A Big Fish Story: Saved By The Skin Of His Hook
My grandpa, Richard Cornelius Mathew Foley, was a tall, handsome, thin bloke with a head of wavy hair. He grew up in the late 1800s in a coal mining town in Oklahoma, where it was easy for children to get into things they shouldn’t.
Well, one day Richard came upon his younger sister playing with a bomb cap, like it was a toy. He swiped the cap away and ran to dispose of it, but it blew up in his hand, leaving a stump just below the elbow.
Although Grandpa tried prosthetic hands to replace the one that was blown off, he found a hook was less painful and far more practical. He learned to do everything he needed, and even became a star track athlete, running with likes of Jim Thorpe.
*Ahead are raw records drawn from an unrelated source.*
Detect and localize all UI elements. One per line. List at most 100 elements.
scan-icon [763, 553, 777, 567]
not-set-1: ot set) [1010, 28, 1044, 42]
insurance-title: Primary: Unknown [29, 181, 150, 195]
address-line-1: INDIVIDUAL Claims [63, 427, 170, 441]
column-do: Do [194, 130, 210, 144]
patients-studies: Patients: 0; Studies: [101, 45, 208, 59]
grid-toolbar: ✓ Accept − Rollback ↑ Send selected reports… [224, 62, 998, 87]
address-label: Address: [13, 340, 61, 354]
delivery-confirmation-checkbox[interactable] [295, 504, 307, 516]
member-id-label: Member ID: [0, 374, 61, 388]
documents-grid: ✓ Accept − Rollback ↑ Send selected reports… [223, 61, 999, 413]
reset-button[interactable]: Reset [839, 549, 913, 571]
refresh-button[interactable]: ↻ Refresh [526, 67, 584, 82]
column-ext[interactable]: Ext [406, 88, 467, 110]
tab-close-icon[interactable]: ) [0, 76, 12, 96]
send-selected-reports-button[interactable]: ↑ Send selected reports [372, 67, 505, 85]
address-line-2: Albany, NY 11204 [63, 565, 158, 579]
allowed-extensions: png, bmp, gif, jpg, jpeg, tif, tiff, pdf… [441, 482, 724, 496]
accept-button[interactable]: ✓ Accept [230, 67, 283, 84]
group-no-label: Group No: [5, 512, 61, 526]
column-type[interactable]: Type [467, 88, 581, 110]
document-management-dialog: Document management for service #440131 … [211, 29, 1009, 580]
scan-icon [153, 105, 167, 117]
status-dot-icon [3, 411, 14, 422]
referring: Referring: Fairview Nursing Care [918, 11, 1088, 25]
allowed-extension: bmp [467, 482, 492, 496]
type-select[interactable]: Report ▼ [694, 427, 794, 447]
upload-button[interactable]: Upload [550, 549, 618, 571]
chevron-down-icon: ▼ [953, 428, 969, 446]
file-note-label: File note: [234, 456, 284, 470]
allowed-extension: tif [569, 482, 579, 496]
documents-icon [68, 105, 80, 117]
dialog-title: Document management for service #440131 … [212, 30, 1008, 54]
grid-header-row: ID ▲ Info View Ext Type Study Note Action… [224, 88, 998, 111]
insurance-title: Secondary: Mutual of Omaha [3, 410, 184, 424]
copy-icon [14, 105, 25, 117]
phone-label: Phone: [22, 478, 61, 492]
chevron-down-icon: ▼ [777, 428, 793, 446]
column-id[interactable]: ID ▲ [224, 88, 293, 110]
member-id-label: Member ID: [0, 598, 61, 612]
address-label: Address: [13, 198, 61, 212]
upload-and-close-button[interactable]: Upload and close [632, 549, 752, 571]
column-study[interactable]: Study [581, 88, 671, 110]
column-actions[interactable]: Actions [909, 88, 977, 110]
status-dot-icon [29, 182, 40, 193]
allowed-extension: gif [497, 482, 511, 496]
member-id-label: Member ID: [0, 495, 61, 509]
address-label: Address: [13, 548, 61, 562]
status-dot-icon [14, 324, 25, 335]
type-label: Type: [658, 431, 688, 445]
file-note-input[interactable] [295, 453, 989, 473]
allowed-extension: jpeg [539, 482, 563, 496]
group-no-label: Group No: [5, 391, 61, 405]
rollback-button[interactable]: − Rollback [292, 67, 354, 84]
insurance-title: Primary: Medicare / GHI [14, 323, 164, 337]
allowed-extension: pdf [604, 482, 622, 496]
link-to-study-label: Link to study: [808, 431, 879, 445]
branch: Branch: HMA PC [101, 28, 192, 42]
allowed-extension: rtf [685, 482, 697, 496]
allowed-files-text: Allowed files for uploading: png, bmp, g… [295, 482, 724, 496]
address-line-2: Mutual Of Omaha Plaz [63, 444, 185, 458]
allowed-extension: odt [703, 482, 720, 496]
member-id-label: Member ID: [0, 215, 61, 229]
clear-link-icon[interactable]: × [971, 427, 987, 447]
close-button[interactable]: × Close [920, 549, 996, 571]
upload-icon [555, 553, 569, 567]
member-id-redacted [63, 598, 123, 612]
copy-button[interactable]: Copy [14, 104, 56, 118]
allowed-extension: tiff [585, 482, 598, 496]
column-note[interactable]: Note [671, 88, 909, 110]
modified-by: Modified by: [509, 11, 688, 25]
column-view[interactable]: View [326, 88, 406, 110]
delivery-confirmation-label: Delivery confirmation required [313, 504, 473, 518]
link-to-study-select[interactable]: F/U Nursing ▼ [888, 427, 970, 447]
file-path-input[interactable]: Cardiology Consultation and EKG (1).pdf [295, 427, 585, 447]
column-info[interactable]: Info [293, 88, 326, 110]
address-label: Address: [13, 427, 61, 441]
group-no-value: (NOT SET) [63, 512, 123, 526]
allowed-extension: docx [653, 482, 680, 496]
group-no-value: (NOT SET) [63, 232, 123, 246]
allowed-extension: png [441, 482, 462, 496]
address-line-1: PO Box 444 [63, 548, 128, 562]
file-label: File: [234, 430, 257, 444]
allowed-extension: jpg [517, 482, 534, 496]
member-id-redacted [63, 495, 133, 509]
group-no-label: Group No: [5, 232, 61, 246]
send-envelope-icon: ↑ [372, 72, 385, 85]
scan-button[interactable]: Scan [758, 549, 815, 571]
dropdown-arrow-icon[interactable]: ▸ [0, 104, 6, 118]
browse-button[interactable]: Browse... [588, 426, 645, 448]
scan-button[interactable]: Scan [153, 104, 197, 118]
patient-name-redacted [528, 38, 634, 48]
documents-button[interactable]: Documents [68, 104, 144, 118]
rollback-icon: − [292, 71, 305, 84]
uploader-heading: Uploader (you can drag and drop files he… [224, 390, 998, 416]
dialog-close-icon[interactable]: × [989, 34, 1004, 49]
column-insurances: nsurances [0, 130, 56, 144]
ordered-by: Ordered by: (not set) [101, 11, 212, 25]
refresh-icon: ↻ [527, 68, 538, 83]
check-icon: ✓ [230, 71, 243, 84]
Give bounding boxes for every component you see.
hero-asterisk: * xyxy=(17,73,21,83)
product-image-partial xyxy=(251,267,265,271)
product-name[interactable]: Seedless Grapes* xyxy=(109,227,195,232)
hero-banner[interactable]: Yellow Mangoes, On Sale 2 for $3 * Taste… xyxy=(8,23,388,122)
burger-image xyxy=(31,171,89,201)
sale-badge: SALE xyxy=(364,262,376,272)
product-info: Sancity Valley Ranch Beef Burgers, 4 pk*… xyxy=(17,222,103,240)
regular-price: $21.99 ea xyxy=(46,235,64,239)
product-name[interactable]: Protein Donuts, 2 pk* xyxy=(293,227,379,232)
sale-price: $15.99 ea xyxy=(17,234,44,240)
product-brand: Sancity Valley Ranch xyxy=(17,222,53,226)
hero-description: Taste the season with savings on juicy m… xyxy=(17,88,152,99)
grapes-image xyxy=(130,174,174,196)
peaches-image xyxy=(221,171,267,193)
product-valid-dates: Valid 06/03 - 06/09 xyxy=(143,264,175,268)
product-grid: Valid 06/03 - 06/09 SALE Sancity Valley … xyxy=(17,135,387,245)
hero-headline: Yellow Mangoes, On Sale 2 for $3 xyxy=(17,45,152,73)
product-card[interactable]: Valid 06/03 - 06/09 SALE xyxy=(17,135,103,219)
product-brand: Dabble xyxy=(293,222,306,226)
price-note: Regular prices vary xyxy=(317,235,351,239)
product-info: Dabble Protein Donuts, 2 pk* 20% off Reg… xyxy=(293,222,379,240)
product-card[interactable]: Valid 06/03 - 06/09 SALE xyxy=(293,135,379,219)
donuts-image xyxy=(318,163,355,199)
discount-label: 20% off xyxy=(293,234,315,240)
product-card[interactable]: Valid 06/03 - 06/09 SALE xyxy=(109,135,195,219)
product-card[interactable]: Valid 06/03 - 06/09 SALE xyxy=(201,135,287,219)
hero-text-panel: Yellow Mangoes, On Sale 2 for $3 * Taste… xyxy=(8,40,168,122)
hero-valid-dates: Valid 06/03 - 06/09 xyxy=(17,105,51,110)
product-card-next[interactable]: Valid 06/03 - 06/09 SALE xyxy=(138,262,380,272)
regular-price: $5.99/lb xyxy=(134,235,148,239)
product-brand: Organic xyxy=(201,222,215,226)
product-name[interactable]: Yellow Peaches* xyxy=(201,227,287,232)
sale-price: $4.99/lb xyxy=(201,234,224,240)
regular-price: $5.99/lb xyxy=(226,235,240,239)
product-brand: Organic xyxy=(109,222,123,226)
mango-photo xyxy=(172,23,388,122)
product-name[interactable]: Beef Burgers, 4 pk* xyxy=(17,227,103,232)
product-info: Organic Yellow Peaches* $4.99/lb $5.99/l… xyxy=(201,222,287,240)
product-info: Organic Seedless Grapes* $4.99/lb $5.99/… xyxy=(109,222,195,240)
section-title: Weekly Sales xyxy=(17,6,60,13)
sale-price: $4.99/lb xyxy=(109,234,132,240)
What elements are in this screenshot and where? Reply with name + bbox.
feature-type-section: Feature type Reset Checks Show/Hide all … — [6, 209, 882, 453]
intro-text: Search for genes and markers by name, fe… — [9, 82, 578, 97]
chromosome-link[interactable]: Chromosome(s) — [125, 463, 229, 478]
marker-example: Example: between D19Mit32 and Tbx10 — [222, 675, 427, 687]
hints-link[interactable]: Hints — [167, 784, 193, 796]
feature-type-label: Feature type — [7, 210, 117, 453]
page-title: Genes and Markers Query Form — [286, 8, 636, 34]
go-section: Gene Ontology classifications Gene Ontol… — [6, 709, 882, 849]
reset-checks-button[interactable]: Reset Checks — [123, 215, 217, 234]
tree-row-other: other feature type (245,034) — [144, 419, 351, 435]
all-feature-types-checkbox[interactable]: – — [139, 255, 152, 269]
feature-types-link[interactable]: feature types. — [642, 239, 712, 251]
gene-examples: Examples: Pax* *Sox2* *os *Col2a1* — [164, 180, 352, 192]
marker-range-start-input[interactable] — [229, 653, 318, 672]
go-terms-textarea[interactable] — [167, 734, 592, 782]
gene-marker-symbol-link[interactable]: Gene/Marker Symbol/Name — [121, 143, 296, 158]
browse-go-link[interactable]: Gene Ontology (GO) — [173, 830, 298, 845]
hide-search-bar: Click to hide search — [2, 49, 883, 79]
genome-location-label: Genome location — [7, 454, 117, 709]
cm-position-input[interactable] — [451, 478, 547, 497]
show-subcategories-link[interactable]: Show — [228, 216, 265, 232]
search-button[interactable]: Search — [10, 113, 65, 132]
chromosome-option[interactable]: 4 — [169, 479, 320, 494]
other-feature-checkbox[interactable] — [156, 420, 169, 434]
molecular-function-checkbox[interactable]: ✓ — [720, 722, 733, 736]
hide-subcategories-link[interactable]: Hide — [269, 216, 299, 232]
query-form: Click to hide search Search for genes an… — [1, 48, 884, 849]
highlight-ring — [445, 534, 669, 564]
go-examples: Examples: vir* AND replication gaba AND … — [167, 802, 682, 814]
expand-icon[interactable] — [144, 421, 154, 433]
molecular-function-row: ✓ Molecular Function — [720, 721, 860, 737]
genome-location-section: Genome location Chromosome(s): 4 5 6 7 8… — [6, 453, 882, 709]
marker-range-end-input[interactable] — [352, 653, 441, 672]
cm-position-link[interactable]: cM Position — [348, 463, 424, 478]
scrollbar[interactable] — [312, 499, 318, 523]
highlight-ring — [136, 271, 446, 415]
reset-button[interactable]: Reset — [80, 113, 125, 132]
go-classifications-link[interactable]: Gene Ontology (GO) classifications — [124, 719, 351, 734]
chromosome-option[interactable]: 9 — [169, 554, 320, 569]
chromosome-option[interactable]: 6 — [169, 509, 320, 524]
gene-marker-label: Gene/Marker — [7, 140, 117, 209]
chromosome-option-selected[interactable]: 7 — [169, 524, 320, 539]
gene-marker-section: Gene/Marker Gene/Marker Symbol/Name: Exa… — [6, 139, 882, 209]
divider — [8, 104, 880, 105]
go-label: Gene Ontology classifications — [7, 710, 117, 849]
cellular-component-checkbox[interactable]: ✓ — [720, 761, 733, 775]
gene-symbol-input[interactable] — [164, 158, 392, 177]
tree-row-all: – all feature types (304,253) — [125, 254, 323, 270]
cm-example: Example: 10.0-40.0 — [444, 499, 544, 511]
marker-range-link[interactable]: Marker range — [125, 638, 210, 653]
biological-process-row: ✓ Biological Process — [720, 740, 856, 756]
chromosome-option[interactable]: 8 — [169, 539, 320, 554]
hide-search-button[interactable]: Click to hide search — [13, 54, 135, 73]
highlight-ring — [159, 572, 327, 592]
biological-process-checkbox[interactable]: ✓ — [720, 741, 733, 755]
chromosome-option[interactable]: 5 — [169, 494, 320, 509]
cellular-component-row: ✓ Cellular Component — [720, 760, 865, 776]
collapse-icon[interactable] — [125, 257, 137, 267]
After Richard turned 19, he was sent to Venezuela by the Pure Oil Company, when they offered him a job to survey and map the area around Lake Maracaibo. Lake Maracaibo is one of the world’s richest oil-producing regions in the world, but when Grandpa got there, it was uncharted wilderness. Before he left, he was outfitted with his apparel and gear, including two Smith and Wessons.
During his travels, he noticed that the crocodiles there liked to cool themselves from the intense heat by digging into the sand to take a nap. All that would be showing was the crocodile’s tail. Grandpa got to thinking, “I wonder what would happen if I were to shoot at that crocodile tail?” He really didn’t think about it too long before the deed was done and that crocodile swung out of his sand nest and right after Grandpa.
He hadn’t figured on the crocodile being so fast! Startled, he sprinted off racing as fast as he could with a mad crocodile closing in fast behind him. Just in the nick of time, Grandpa grabbed a branch with his hook and swung himself into safety up a tree.
He did not ever wonder much more about it, nor did he ever disturb another crocodile sleeping in the sand. And he told us, “You’d be surprised how far up in a tree a crocodile can get.”